There is an imperfect correlation between the histology and behavior of solitary fibrous tumor (SFT). In addition, recurrence is common, and dedifferentiation may occur over time. Preferred primary treatment is intact excision, but friable pseudocapsules and tenacious attachments can thwart this goal in the crowded, visually sensitive orbit. This study addresses the fate and appropriate management of incompletely excised orbital SFT.
Among a single surgeon’s 7-case experience with orbital SFT, 3 cases involved incomplete primary excision, either before (2 cases) or after (1 case) referral. We reviewed the clinicopathologic data in these 3 cases, with follow-up intervals of 18, 21, and 52 years after initial presentation.
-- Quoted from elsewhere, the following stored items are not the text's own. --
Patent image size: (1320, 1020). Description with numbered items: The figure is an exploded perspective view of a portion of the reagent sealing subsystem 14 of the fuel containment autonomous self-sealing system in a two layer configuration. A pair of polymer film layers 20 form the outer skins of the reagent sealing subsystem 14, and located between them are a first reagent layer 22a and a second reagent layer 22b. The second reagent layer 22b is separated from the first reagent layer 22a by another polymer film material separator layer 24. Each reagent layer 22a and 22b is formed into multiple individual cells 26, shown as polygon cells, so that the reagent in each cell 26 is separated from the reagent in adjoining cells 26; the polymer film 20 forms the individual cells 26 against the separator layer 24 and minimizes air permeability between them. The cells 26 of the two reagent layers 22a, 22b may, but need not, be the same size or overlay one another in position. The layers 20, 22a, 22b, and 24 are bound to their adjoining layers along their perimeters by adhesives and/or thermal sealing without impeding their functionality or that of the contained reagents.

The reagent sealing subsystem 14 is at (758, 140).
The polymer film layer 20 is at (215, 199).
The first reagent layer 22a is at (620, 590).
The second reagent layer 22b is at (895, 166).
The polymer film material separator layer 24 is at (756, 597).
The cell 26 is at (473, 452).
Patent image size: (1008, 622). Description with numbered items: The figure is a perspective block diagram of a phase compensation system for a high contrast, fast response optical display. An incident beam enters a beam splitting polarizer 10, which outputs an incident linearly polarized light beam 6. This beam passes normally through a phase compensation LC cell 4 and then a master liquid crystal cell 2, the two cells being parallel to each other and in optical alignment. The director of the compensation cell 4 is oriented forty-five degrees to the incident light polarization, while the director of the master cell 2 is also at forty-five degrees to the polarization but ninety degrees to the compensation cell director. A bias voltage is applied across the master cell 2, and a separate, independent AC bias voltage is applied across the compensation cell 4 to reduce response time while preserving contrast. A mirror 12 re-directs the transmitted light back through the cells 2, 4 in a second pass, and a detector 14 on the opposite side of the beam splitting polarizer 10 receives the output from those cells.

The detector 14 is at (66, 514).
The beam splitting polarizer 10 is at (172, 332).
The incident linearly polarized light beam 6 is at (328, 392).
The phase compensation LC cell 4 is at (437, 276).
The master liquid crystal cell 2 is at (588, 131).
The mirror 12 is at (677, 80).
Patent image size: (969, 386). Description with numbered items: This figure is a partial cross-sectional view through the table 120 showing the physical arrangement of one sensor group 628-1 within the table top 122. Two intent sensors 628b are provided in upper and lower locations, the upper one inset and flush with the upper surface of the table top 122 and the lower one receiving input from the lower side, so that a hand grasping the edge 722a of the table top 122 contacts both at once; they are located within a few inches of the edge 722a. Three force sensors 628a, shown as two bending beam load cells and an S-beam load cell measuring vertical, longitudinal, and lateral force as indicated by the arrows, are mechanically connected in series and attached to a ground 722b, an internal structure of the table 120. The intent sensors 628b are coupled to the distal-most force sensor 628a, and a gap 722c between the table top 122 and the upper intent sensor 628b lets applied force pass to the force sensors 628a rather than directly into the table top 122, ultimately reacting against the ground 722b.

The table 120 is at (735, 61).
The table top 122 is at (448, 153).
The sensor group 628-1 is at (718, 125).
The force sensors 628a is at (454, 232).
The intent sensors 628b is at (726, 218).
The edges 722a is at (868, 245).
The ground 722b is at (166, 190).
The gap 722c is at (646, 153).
We reviewed the English-language literature on SFT, with special attention to evolving nomenclature, orbital involvement, recurrence, malignant transformation, and management options.
Benign versus malignant designations of SFT vary with histological and behavioral criteria. Approximately 150 orbital cases have been reported. Published rates of primary malignancy and recurrence across all histologic categories are 6% to 12% and 30% to 37%, respectively. We identified 43 well-documented recurrences (range, 6 months–33 years; median, 3 years) and 10 cases of histological dedifferentiation (range, 14 months–33 years). Because of SFT’s rarity and needed follow-up intervals, the value of adjuvant therapy is not yet proven. In follow up of 18, 21, and 52 years after initial presentation, our 3 cases with incomplete excision showed either no recurrence (Case 1) or no morphological dedifferentiation (Cases 2, 3).
A treatment algorithm is predicated on the completeness of surgical excision and histological features. However, we recommend case-by-case multidisciplinary decisions in a tumor-board setting.